И, оборачиваясь назад, словно преследуемый этим призраком, я пытался разобраться в охватившей меня внезапной печали и сказал себе: «Я видел сейчас образ старого писателя, пережившего то поколение, которое он забавлял с таким блеском; образ старого поэта без друзей, без семьи, без детей, доведенного до падения нищетой и общественной неблагодарностей, и в балаган которого не хочет более заглянуть забывчивый свет».
XV
Пирожок
Я путешествовал. Окружавший меня пейзаж был полон неотразимого величия и благородства. И в тот миг, несомненно, что-то передалось из него в мою душу. Мысли мои парили с легкостью, равной дуновениям воздуха; низменные страсти, вроде ненависти и нечистой любви, казались мне теперь такими же далекими, как облака, проплывавшие у моих ног в глубине пропастей; душа моя казалась мне такой же необъятной и чистой, как объявший меня небесный свод; воспоминания о земном доходили до моего сердца заглушенные и ослабленные, как звуки колокольчиков невидимых стад, которые паслись там далеко, далеко, по склону другой горы. По небольшому, недвижному озеру, черному от своей неизмеримой глубины, по временам пробегала тень облака, словно отражение плаща проносившегося по небу воздушного великана. И я помню, что это торжественное и редкое ощущение, вызванное величественным, но совершенно безмолвным движением, наполняло меня радостью, смешанной со страхом. Словом, я чувствовал себя, благодаря вдохновляющей красоте, которая меня окружала, в совершенном мире с самим собой и со всей вселенной; мне кажется, что в этом состоянии совершенного блаженства и полного забвения всего земного зла я уже дошел до готовности признать не столь смешными утверждения газет, что человек добр от природы, – когда, уступая возобновленным требованиям неисправимой материи, я подумал о том, чтобы утолить усталость и голод, возбужденные во мне столь продолжительным восхождением. Я вынул из кармана большой кусок хлеба, кожаную чашку и флакон с особым эликсиром, который аптекари продавали в то время туристам, чтобы при случае примешивать его к снеговой воде.

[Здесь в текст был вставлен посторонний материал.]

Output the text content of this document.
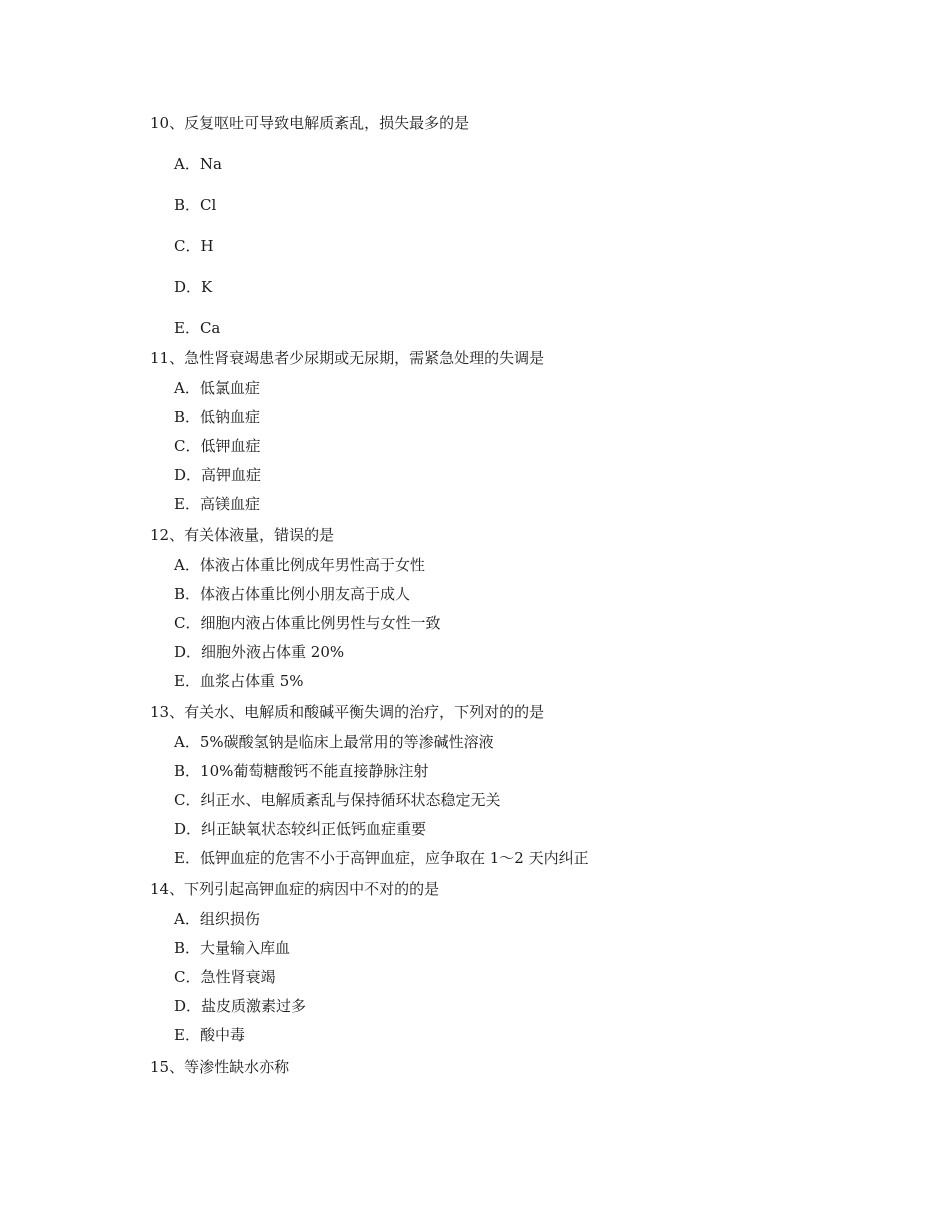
10、反复呕吐可导致电解质紊乱，损失最多的是
A．Na
B．Cl
C．H
D．K
E．Ca
11、急性肾衰竭患者少尿期或无尿期，需紧急处理的失调是
A．低氯血症
B．低钠血症
C．低钾血症
D．高钾血症
E．高镁血症
12、有关体液量，错误的是
A．体液占体重比例成年男性高于女性
B．体液占体重比例小朋友高于成人
C．细胞内液占体重比例男性与女性一致
D．细胞外液占体重 20%
E．血浆占体重 5%
13、有关水、电解质和酸碱平衡失调的治疗，下列对的的是
A．5%碳酸氢钠是临床上最常用的等渗碱性溶液
B．10%葡萄糖酸钙不能直接静脉注射
C．纠正水、电解质紊乱与保持循环状态稳定无关
D．纠正缺氧状态较纠正低钙血症重要
E．低钾血症的危害不小于高钾血症，应争取在 1～2 天内纠正
14、下列引起高钾血症的病因中不对的的是
A．组织损伤
B．大量输入库血
C．急性肾衰竭
D．盐皮质激素过多
E．酸中毒
15、等渗性缺水亦称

Я спокойно разрезал свой хлеб, как вдруг легкий шорох заставил меня поднять глаза. Передо мной стояло маленькое существо, оборванное, черное, всклокоченное, впалые глаза которого, дикие и словно молящие, пожирали мой хлеб. И в его вздохе я расслышал произнесенное низким и хриплым шепотом одно только слово: «Пирожок!» Я не мог удержаться от смеха, услыхав название, которым он вздумал почтить мой не совсем белый хлеб, и, отрезав, я протянул ему добрый ломоть. Ребенок медленно подошел, не отрывая глаз от предмета своего вожделения, потом, схватив кусок рукой, быстро попятился, словно боясь, как бы мое предложение не оказалось неискренним или я не успел раскаяться в нем.